Nulla o quasi è stato fatto e nell’assenza d’indirizzo dei poteri pubblici, altri poteri hanno cercato e stanno cercando di approfittare della situazione che si è creata. Nel vuoto può prendere forma qualsiasi cosa, e anche in tempi insospettabilmente rapidi.

Gli episodi di intolleranza rispetto alle decisioni recenti del governo e delle autorità locali si spiegano in termini di reazione a questa perdurante vacanza dei poteri pubblici rispetto alle situazioni di sofferenza collettiva, in più di qualche situazione ormai endemica, alle soluzioni che vanno sempre e solo in una direzione, al tempo perso inutilmente, allo scarico economico, morale e sociale dei costi della crisi su chi è meno attrezzato, o salvaguardato, per affrontarla, ecc.
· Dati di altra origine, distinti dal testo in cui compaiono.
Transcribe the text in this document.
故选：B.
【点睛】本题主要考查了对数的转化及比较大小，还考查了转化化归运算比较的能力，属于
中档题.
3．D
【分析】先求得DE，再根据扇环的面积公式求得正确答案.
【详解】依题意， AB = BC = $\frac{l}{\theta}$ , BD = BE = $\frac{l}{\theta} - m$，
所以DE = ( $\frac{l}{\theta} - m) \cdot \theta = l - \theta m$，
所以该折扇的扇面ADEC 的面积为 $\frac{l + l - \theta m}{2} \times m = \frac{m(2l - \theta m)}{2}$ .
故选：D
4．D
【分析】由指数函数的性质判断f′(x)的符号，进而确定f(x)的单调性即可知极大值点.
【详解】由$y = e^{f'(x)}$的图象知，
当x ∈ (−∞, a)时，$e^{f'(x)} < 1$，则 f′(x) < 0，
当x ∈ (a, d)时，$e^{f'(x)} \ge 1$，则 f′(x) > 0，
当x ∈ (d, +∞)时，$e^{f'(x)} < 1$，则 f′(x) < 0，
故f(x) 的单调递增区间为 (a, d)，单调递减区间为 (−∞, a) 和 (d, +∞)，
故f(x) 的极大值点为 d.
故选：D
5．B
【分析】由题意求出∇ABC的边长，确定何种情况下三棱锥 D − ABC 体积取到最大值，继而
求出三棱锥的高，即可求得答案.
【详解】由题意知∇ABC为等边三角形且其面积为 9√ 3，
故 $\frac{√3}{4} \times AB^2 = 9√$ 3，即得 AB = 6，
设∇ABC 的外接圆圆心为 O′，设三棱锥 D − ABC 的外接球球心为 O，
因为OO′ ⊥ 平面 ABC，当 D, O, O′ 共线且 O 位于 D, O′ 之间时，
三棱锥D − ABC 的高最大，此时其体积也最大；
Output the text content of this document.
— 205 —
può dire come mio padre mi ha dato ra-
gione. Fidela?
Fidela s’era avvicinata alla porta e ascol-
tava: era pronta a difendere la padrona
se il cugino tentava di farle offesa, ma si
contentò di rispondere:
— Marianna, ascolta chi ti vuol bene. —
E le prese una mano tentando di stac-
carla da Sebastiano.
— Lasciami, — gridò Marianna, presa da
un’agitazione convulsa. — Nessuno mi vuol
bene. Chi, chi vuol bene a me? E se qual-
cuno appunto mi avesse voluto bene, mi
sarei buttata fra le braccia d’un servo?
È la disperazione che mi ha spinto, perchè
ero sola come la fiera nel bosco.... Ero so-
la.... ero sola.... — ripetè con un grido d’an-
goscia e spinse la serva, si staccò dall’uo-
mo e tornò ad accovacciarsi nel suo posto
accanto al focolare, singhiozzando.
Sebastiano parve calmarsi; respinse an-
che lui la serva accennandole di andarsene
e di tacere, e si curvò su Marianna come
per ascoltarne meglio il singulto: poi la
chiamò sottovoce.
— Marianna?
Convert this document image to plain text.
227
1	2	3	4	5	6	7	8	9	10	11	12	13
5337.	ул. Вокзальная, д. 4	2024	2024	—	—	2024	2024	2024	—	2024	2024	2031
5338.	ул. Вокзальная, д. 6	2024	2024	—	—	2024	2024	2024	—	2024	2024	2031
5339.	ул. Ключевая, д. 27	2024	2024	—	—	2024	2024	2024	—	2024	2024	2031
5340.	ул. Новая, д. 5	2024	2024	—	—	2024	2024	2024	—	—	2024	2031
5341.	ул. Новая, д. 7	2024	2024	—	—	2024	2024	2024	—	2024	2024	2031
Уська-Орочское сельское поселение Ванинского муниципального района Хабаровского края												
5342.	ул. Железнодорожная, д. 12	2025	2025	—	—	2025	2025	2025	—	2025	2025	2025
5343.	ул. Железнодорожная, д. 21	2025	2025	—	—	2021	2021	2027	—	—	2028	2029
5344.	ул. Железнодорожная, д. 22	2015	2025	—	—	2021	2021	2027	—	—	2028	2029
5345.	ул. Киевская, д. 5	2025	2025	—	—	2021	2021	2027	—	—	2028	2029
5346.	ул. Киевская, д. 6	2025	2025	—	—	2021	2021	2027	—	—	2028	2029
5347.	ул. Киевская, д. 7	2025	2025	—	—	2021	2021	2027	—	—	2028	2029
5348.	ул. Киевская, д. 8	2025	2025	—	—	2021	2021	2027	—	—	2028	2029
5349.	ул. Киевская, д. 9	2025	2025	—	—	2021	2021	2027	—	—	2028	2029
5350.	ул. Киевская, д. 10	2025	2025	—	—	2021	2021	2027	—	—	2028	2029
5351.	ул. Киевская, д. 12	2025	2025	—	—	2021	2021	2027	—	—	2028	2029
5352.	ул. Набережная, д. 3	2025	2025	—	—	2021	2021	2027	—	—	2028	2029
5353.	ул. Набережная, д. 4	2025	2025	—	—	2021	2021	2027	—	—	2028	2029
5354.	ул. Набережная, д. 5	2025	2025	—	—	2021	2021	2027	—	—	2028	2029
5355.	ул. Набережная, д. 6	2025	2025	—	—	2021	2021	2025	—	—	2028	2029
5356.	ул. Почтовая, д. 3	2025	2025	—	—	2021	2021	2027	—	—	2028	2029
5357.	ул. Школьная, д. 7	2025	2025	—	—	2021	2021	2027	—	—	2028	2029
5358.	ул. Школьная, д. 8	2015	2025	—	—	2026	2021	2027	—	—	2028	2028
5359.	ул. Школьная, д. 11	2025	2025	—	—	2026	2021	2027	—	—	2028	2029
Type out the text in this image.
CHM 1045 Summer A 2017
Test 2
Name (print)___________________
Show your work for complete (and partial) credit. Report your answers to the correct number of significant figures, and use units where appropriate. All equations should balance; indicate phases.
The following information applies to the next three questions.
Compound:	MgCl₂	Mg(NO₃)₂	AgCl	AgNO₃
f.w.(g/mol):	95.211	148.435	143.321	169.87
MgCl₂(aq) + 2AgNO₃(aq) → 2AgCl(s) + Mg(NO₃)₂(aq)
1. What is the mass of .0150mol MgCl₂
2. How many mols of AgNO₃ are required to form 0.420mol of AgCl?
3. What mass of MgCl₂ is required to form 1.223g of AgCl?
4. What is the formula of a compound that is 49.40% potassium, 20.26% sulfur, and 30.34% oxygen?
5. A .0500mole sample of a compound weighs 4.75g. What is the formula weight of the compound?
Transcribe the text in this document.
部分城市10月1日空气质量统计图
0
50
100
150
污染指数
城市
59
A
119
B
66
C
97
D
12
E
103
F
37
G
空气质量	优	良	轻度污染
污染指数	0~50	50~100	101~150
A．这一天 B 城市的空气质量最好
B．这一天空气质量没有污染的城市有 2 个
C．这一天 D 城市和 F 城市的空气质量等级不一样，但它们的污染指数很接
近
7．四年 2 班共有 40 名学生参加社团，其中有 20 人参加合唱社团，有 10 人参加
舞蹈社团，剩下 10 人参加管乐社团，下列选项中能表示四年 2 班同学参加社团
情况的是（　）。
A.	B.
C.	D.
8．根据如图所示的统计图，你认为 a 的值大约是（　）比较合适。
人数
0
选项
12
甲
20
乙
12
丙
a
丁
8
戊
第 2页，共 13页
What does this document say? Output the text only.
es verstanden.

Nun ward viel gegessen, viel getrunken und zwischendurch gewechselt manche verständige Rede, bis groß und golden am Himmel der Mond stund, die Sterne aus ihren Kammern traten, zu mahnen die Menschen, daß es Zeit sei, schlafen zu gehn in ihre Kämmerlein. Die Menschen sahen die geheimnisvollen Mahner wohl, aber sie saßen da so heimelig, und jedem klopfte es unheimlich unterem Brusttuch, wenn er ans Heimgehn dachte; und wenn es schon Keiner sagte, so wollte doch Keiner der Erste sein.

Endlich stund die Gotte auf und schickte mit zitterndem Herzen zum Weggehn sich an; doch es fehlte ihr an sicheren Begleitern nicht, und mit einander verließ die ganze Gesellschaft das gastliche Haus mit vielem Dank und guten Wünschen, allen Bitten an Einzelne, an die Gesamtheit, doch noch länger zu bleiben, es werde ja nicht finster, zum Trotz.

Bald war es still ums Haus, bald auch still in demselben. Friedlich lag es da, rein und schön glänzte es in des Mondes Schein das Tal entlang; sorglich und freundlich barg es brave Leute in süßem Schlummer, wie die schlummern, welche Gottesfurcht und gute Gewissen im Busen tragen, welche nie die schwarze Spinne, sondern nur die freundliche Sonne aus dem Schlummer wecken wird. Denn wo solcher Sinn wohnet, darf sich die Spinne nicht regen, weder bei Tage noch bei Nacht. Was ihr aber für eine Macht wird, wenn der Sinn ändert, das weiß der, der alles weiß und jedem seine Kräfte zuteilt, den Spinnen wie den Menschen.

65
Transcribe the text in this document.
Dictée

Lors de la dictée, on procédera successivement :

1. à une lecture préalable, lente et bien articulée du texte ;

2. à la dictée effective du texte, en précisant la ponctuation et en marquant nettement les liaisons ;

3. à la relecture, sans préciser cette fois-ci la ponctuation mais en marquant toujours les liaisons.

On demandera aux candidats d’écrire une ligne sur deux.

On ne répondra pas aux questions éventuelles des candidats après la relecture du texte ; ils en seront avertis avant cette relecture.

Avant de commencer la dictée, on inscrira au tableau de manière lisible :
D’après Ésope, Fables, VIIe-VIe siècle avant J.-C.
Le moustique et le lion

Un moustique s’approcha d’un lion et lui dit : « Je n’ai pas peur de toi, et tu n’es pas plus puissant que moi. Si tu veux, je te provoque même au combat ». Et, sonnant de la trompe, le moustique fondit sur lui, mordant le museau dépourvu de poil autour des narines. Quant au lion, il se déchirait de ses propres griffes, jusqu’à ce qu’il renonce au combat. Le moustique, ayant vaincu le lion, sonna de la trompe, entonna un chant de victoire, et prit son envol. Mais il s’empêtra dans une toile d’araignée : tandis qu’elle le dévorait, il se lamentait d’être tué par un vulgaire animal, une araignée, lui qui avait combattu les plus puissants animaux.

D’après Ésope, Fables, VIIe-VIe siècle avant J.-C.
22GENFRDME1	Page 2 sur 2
Perché questo si sta facendo: intervenire selettivamente addossando il costo dell’inerzia, per parziale che sia, sugli strati già in difficoltà, su chi ha poca o nulla protezione, su chi non è garantito a causa della sua collocazione nella geografia dei privilegi sociali. Non dei diritti. Perché i diritti sociali li abbiamo ceduti quasi tutti e quel che poco che ci è rimasto – ecco il nuovo mantra di chi trae e trarrà vantaggio dalla crisi – non può essere conservato interamente.

Questo ci viene detto: di quel poco che è rimasto dovete imparare a rinunciare ancora a qualcosa.

E’ la musica da organetto della “durezza del vivere” che pressoché l’interezza dei media ci sta suonando da anni, come un jukebox che di tanto in tanto cambia il motivetto, il cui contenuto resta identico a se stesso.

Fino a dieci anni fa è stata la menzogna di una “open society” con opportunità per tutti, a patto che si rinunciasse al diritto allo studio e al lavoro, al diritto a spostarsi con mezzi pubblici economici ed efficienti, al diritto ad avere dei servizi pubblici essenziali a costi accessibili (la casa, l’acqua, l’energia);  dopo la crisi del 2007-2008 è stata la menzogna della “scarsità delle risorse”, per cui si doveva rinunciare a un salario decente e alla sanità pubblica, e quel poco o tanto di pubblico bisognava fare presto ad alienarlo.

Ora ci viene detto che lavoro, sanità, studio, cultura, mobilità sono reciprocamente incompatibili e che dobbiamo sbrigarci a rinunciare a quelle garanzie minime per le quali uno Stato democratico e civile dovrebbe operare per consentire una vita dignitosa. Altrimenti ci ammaleremo.

Come se non fossimo già ammalati, intossicati, avvelenati quotidianamente, nelle teste prima ancora che nei corpi.

Il paese intero è ammalato, e non parlo dell’economia né della pandemia. Parlo della distruzione sistematica della speranza che è stata condotta da generazioni di classi dirigenti imbarazzanti e dai loro servi ubbidienti. Sono lustri che assisto a un’opera di distruzione della società che forse qualcuno, un giorno, sarà in grado di raccontare dal cumulo di macerie.

Sotto un livello minimo ci sono solo la lotta per la sopravvivenza e l’imbarbarimento. Abbiamo già abbondantemente percorso lunghi tratti di questo percorso verso il limite e i segni ci sono tutti.

Segnalatori d’incendio ce ne sono stati. Ora serve altro.

Se questo Stato non è più (abbastanza, sufficientemente, parzialmente…) democratico, è venuto il tempo che lo sia.